Both Rule 1.10 of the Uniform Chancery Court Rules and Rule 4.04 of the Uniform Circuit and County Court Rules require an expert to be designated sixty (60) days before trial.    In Hammers v. Hammers, 890 So.2d 944 (Miss. 2002), the Supreme Court affirmed the chancellor after he prohibited an expert witness who was designated after the sixty day requirement of Chancery Rule 1.10.  The expert was to testify as to the valuation of a family business in a divorce case that had been ongoing for approximately two years.

(2)  Must supplement discovery response if opinion changes:

Mississippi Rule of Civil Procedure 26(f)(1) provides that "a party is under a duty seasonably to supplement his response with respect to any question directly addressed to ... (B) the identity of each person expected to be called as an expert witness at trial, the subject matter on which he is expected to testify, and the substance of his testimony."  The purpose of discovery rules is to "avoid trial by ambush" and have "a reasonable time to prepare for trial." Congleton v. Shellfish Culture, Inc., 807 So. 2d 492, 496 (Miss. Ct. App. 2002).  This is particularly true "where the interrogatory asks for disclosure of expert witnesses." Harris v. Gen. Host Corp., 503 So. 2d 795, 797 (Miss. 1986). The supreme court has deemed it "inherently unfair and a violation of our rules of civil procedure for a plaintiff" who has violated the discovery rules "to appear at trial with experts whose opinions have not been properly disclosed to the defendants." Banks v. Hill, 978 So. 2d 663, 666 (Miss. 2008).  The trial court must determine whether a response is "seasonable" on a case‑by‑case basis by "looking at the totality of the circumstances surrounding the supplemental information the offering party seeks to admit." Buchanan v. Ameristar Casino Vicksburg, Inc., 957 So. 2d 969, 973  (Miss. 2007).  “If the expert witness plans to testify on complex matters or on an issue that may be the turning factor in a case, then it is important that the necessary time be allotted prior to trial to depose said expert, transcribe the deposition, meticulously study the testimony and, if necessary, solicit a rebuttal expert witness to refute the former expert's planned testimony.”  Motorola Commc'ns & Elecs., Inc. v. Wilkerson, 555 So. 2d 713, 717 (Miss. 1989).

(3)  Must have actually asked for disclosure of the other sides expert: 

This is an issue that lots of attorneys don't know about.  Mississippi Rule of Civil Procedure 26 is to be strictly interpreted and should be rigidly enforced. Hudson v. Parvin, 582 So.2d 403, 412‑13 (Miss.1991).   M.R.C.P.  26(b)(4)(A)(i) states, “A party may through interrogatories require any other party to identify each person whom the other party expects to call as an expert witness at trial.”  When requested, parties must disclose the opinions of expert witnesses and the underlying grounds of opinions.” Peterson v. Ladner,785 So.2d 290 (Miss. Ct.App. 2000).  (Emphasis added).    

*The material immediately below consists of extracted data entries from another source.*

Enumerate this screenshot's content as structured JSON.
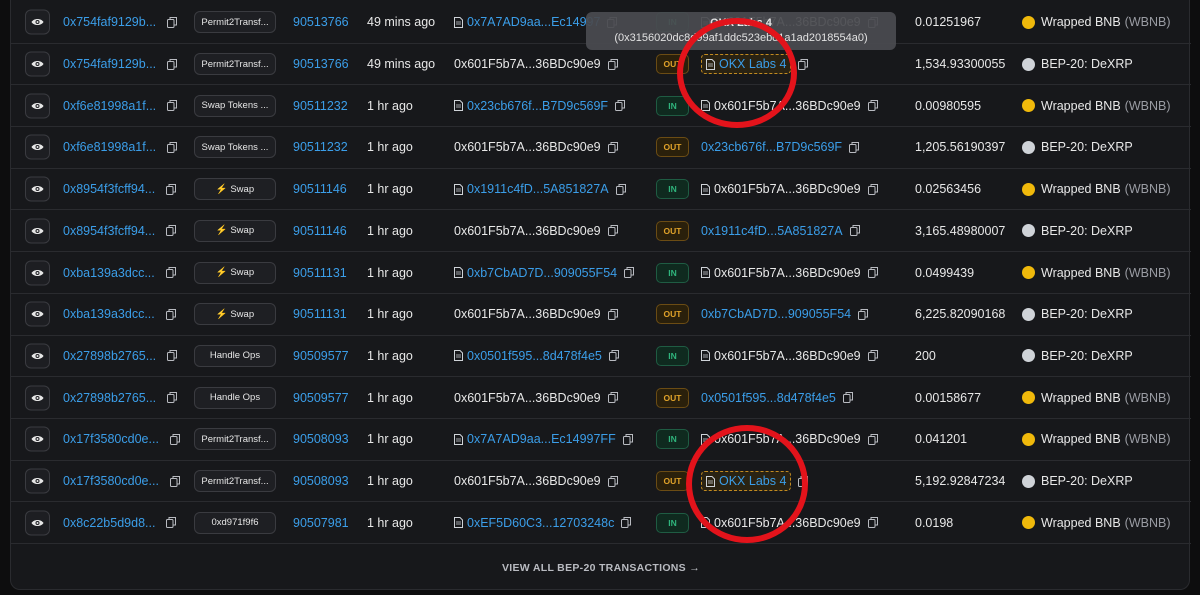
{
  "rows": [
    {
      "txn": "0x754faf9129b...",
      "method": "Permit2Transf...",
      "block": "90513766",
      "age": "49 mins ago",
      "from": "0x7A7AD9aa...Ec14997",
      "from_link": true,
      "dir": "IN",
      "to": "0x601F5b7A...36BDc90e9",
      "to_link": false,
      "to_label": false,
      "amount": "0.01251967",
      "token": "Wrapped BNB",
      "symbol": "(WBNB)",
      "token_color": "gold"
    },
    {
      "txn": "0x754faf9129b...",
      "method": "Permit2Transf...",
      "block": "90513766",
      "age": "49 mins ago",
      "from": "0x601F5b7A...36BDc90e9",
      "from_link": false,
      "dir": "OUT",
      "to": "OKX Labs 4",
      "to_link": true,
      "to_label": true,
      "amount": "1,534.93300055",
      "token": "BEP-20: DeXRP",
      "symbol": "",
      "token_color": "grey"
    },
    {
      "txn": "0xf6e81998a1f...",
      "method": "Swap Tokens ...",
      "block": "90511232",
      "age": "1 hr ago",
      "from": "0x23cb676f...B7D9c569F",
      "from_link": true,
      "dir": "IN",
      "to": "0x601F5b7A...36BDc90e9",
      "to_link": false,
      "to_label": false,
      "amount": "0.00980595",
      "token": "Wrapped BNB",
      "symbol": "(WBNB)",
      "token_color": "gold"
    },
    {
      "txn": "0xf6e81998a1f...",
      "method": "Swap Tokens ...",
      "block": "90511232",
      "age": "1 hr ago",
      "from": "0x601F5b7A...36BDc90e9",
      "from_link": false,
      "dir": "OUT",
      "to": "0x23cb676f...B7D9c569F",
      "to_link": true,
      "to_label": false,
      "amount": "1,205.56190397",
      "token": "BEP-20: DeXRP",
      "symbol": "",
      "token_color": "grey"
    },
    {
      "txn": "0x8954f3fcff94...",
      "method": "⚡ Swap",
      "block": "90511146",
      "age": "1 hr ago",
      "from": "0x1911c4fD...5A851827A",
      "from_link": true,
      "dir": "IN",
      "to": "0x601F5b7A...36BDc90e9",
      "to_link": false,
      "to_label": false,
      "amount": "0.02563456",
      "token": "Wrapped BNB",
      "symbol": "(WBNB)",
      "token_color": "gold"
    },
    {
      "txn": "0x8954f3fcff94...",
      "method": "⚡ Swap",
      "block": "90511146",
      "age": "1 hr ago",
      "from": "0x601F5b7A...36BDc90e9",
      "from_link": false,
      "dir": "OUT",
      "to": "0x1911c4fD...5A851827A",
      "to_link": true,
      "to_label": false,
      "amount": "3,165.48980007",
      "token": "BEP-20: DeXRP",
      "symbol": "",
      "token_color": "grey"
    },
    {
      "txn": "0xba139a3dcc...",
      "method": "⚡ Swap",
      "block": "90511131",
      "age": "1 hr ago",
      "from": "0xb7CbAD7D...909055F54",
      "from_link": true,
      "dir": "IN",
      "to": "0x601F5b7A...36BDc90e9",
      "to_link": false,
      "to_label": false,
      "amount": "0.0499439",
      "token": "Wrapped BNB",
      "symbol": "(WBNB)",
      "token_color": "gold"
    },
    {
      "txn": "0xba139a3dcc...",
      "method": "⚡ Swap",
      "block": "90511131",
      "age": "1 hr ago",
      "from": "0x601F5b7A...36BDc90e9",
      "from_link": false,
      "dir": "OUT",
      "to": "0xb7CbAD7D...909055F54",
      "to_link": true,
      "to_label": false,
      "amount": "6,225.82090168",
      "token": "BEP-20: DeXRP",
      "symbol": "",
      "token_color": "grey"
    },
    {
      "txn": "0x27898b2765...",
      "method": "Handle Ops",
      "block": "90509577",
      "age": "1 hr ago",
      "from": "0x0501f595...8d478f4e5",
      "from_link": true,
      "dir": "IN",
      "to": "0x601F5b7A...36BDc90e9",
      "to_link": false,
      "to_label": false,
      "amount": "200",
      "token": "BEP-20: DeXRP",
      "symbol": "",
      "token_color": "grey"
    },
    {
      "txn": "0x27898b2765...",
      "method": "Handle Ops",
      "block": "90509577",
      "age": "1 hr ago",
      "from": "0x601F5b7A...36BDc90e9",
      "from_link": false,
      "dir": "OUT",
      "to": "0x0501f595...8d478f4e5",
      "to_link": true,
      "to_label": false,
      "amount": "0.00158677",
      "token": "Wrapped BNB",
      "symbol": "(WBNB)",
      "token_color": "gold"
    },
    {
      "txn": "0x17f3580cd0e...",
      "method": "Permit2Transf...",
      "block": "90508093",
      "age": "1 hr ago",
      "from": "0x7A7AD9aa...Ec14997FF",
      "from_link": true,
      "dir": "IN",
      "to": "0x601F5b7A...36BDc90e9",
      "to_link": false,
      "to_label": false,
      "amount": "0.041201",
      "token": "Wrapped BNB",
      "symbol": "(WBNB)",
      "token_color": "gold"
    },
    {
      "txn": "0x17f3580cd0e...",
      "method": "Permit2Transf...",
      "block": "90508093",
      "age": "1 hr ago",
      "from": "0x601F5b7A...36BDc90e9",
      "from_link": false,
      "dir": "OUT",
      "to": "OKX Labs 4",
      "to_link": true,
      "to_label": true,
      "amount": "5,192.92847234",
      "token": "BEP-20: DeXRP",
      "symbol": "",
      "token_color": "grey"
    },
    {
      "txn": "0x8c22b5d9d8...",
      "method": "0xd971f9f6",
      "block": "90507981",
      "age": "1 hr ago",
      "from": "0xEF5D60C3...12703248c",
      "from_link": true,
      "dir": "IN",
      "to": "0x601F5b7A...36BDc90e9",
      "to_link": false,
      "to_label": false,
      "amount": "0.0198",
      "token": "Wrapped BNB",
      "symbol": "(WBNB)",
      "token_color": "gold"
    }
  ],
  "tooltip": {
    "title": "OKX Labs 4",
    "address": "(0x3156020dc8d99af1ddc523ebd1a1ad2018554a0)"
  },
  "footer": {
    "label": "VIEW ALL BEP-20 TRANSACTIONS →"
  },
  "colors": {
    "link": "#3b9ee9",
    "in": "#2fb47c",
    "out": "#e1a32a",
    "highlight": "#e3131b"
  }
}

The 60 day notice mandated in Uniform Chancery Rule 1.10  does not apply unless opposing counsel makes a discovery request to designate experts.   Jackson v. Perry, 764 So.2d 373, 384 (Miss. 2000).  Logically, this should also apply in Circuit and County Court since the rule is largely identical. 

If you don't ask, other side has no duty to disclose.

(4)  Make sure designation provides everything required by Rule 26:

This is one of my complaining points especially by defense attorneys.  I have seen designations that simply say, will testify that Plaintiff has not hurt.  Needless to say, that is not enough.  I try to go down through Rule 26 and have list each thing the rule requires and disclose all information.  Truth be known, if the other side discloses what all if required by the Rules, it is normally a waste of time to depose them unless you are strategically planning a Daubert motion I previously discussed some here. 

Here is a list of the items generally that should be in the disclosure:
         (a)  Name, address, telephone number, and field of expertise
         (b)  Reserve right to supplement opinion in disclosure
         (c)  CV of qualifications of expert
         (d)  Opinion in a great of detail as possible and the items relied on in making opinion - can rely  on hearsay per Rule 702 of the Rules of Evidence (another issue commonly overlooked).  I normally try to list out specifically any documents or records relied on.
         (e)   Opinion must be dates with a "reasonable degree of certainty" - this is where 90% of Daubert challenges occur because party will say this "could" be happening as opposing to this "is" happening with a reasonable degree of certainty. 

Hope this information helps in both selecting an expert and making sure they can actually make it to the stand.  Needless to say, the look on opposing counsel's face when their expert is struck often means the case is over.